In Washington, eventually eight women disappeared around Washington State, leaving their personal effects behind. All very similar in appearance. They knew the person of interest, what “Criminal Minds,” that the unsub was possibly named “Ted” and that he drove a light brown VW bug. Masses of information without computers and often without cooperation between different cities.
The breakthrough was a girlfriend who was afraid, but uncertain. Elizabeth Kloepfer did make a call, but the police could not find enough evidence to connect him with the crimes. He was a law student and had no criminal background. (Kloepfer eventually wrote a 1981 book, “The Phantom Prince: My Life with Ted Bundy” under a pseudonym).

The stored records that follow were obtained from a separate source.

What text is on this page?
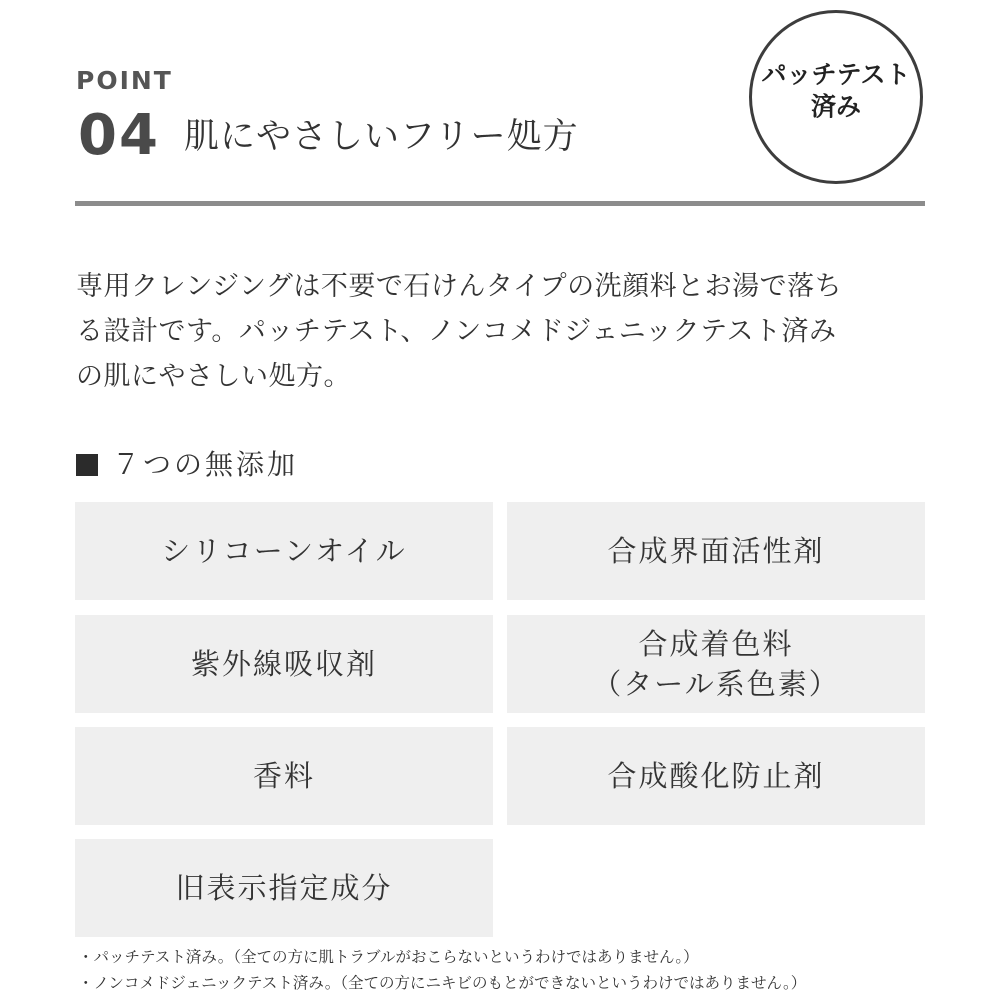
POINT
04 肌にやさしいフリー処方
パッチテスト
済み
専用クレンジングは不要で石けんタイプの洗顔料とお湯で落ち
る設計です。パッチテスト、ノンコメドジェニックテスト済み
の肌にやさしい処方。
７つの無添加
シリコーンオイル	合成界面活性剤
紫外線吸収剤
合成着色料
（タール系色素）
香料	合成酸化防止剤
旧表示指定成分
・パッチテスト済み。（全ての方に肌トラブルがおこらないというわけではありません。）
・ノンコメドジェニックテスト済み。（全ての方にニキビのもとができないというわけではありません。）
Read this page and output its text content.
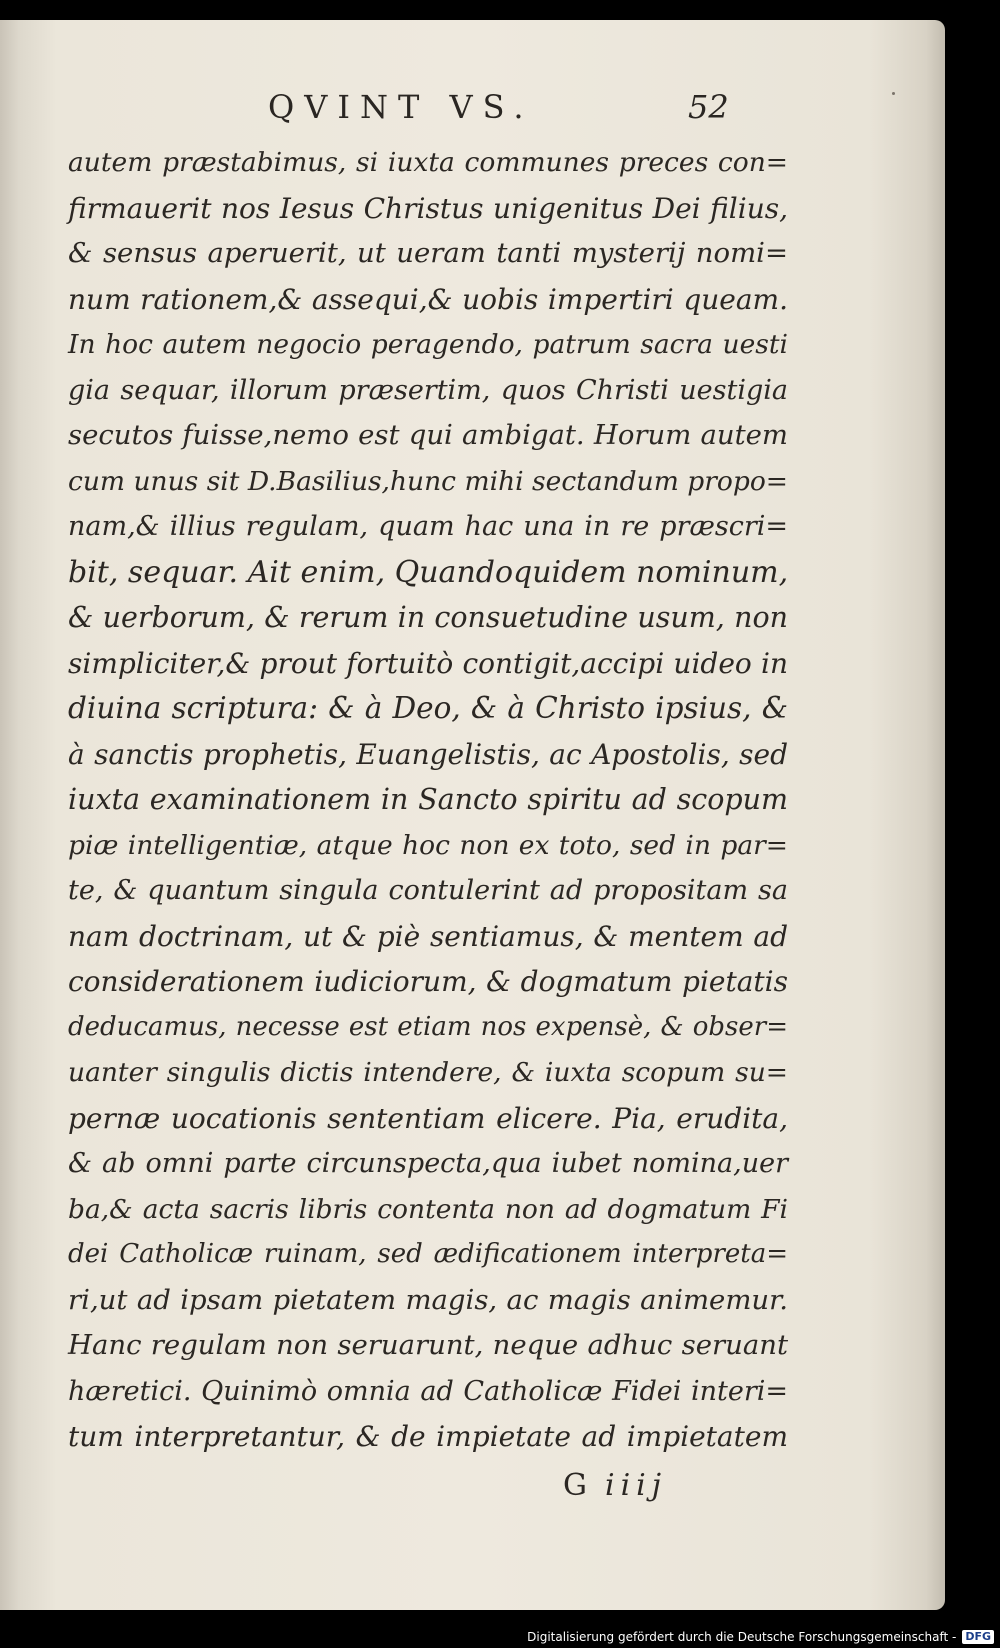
QVINT VS.	52
autem præstabimus, si iuxta communes preces con=
firmauerit nos Iesus Christus unigenitus Dei filius,
& sensus aperuerit, ut ueram tanti mysterij nomi=
num rationem,& assequi,& uobis impertiri queam.
In hoc autem negocio peragendo, patrum sacra uesti
gia sequar, illorum præsertim, quos Christi uestigia
secutos fuisse,nemo est qui ambigat. Horum autem
cum unus sit D.Basilius,hunc mihi sectandum propo=
nam,& illius regulam, quam hac una in re præscri=
bit, sequar. Ait enim, Quandoquidem nominum,
& uerborum, & rerum in consuetudine usum, non
simpliciter,& prout fortuitò contigit,accipi uideo in
diuina scriptura: & à Deo, & à Christo ipsius, &
à sanctis prophetis, Euangelistis, ac Apostolis, sed
iuxta examinationem in Sancto spiritu ad scopum
piæ intelligentiæ, atque hoc non ex toto, sed in par=
te, & quantum singula contulerint ad propositam sa
nam doctrinam, ut & piè sentiamus, & mentem ad
considerationem iudiciorum, & dogmatum pietatis
deducamus, necesse est etiam nos expensè, & obser=
uanter singulis dictis intendere, & iuxta scopum su=
pernæ uocationis sententiam elicere. Pia, erudita,
& ab omni parte circunspecta,qua iubet nomina,uer
ba,& acta sacris libris contenta non ad dogmatum Fi
dei Catholicæ ruinam, sed ædificationem interpreta=
ri,ut ad ipsam pietatem magis, ac magis animemur.
Hanc regulam non seruarunt, neque adhuc seruant
hæretici. Quinimò omnia ad Catholicæ Fidei interi=
tum interpretantur, & de impietate ad impietatem
G iiij
Digitalisierung gefördert durch die Deutsche Forschungsgemeinschaft - DFG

And then there was a survivor, a woman who got into a VW Bug with a man she thought was a policeman, perhaps undercover: Carol Darounch.
Not My Turn to Watch Him
You have a murder suspect and you treat him with respect. He’s white and well-spoken so why use unnecessary restraints? Bundy was in an Aspen, Colorado courthouse, supposedly researching in the legal library when he jumped out an unbarred second-story window 25-feet to the ground. “He wasn’t shackled, he wasn’t chained…They let him roam freely throughout the courtroom.”
The guard was at the door and Bundy was gone. With only two roads out, the police stopped all cars and made a few unrelated arrests but not Bundy. A hundred and fifty officers searched the hills. The rain, high altitude and the cold, drove Bundy back into Aspen after almost seven days.
Bundy calls up Al Carlisle, the prison psychologist who did the first assessment of Bundy. Carlisle thought it was like Bundy was almost proud, talking to him like a son describing a home run. The first escape wasn’t the last. The second one would involve weight loss and books.
Burn Bundy Burn
As the series makes clear, although Bundy thought he was intellectually exceptional, he was not really as smart as he thought he was. Bundy defended himself, but not well. His charm didn’t work on the judge or the jury. He was convicted.
Yet he did attract female attention and got married. There was a child who might have been his (Rose); she would be in her mid-thirties now.
Bundy turned his charm on to other avenues, including these two journalists. He proclaimed his innocence until his execution date (by electric chair) closed in and then he tried to make deals–bargaining with bodies. That would fail, too. He had lied too often. Now those who had believed in his innocence were horrified.
His notoriety turned his execution into a celebration, almost a frat party atmosphere with college kids rejoicing without reflecting on the lost lives and the anguished families.
There are several reasons I find this limited series valuable. During this time of despair for many journalists, the series gives us possible directions for writing skills. These two journalists found a good story and although they were duped at first, they came away with a good story, one that became a book and now a documentary.
The documentary has access to many of the people who were involved. We get their accounts with enough thoughtful distance now that time has passed. The woman who was on the case went on to work with the FBI. Certainly one wishes she would become the topic of a book and then a movie.
Through this documentary, we can see how technology has changed the game, how cooperation between agencies, national data banks, improved forensic science can find evidence where before there might have been none.
Hearing Bundy’s voice and understanding his strategies are instructive. He wasn’t the easy to identify monster. He was fully aware of his white privilege and the interagency blindspots. If “Criminal Minds” is to be believed there are more serial killers out there, but we have better technology and since the events of “Mind Hunters” (also a Netflix series), we have greater developed psychological assets to catch them.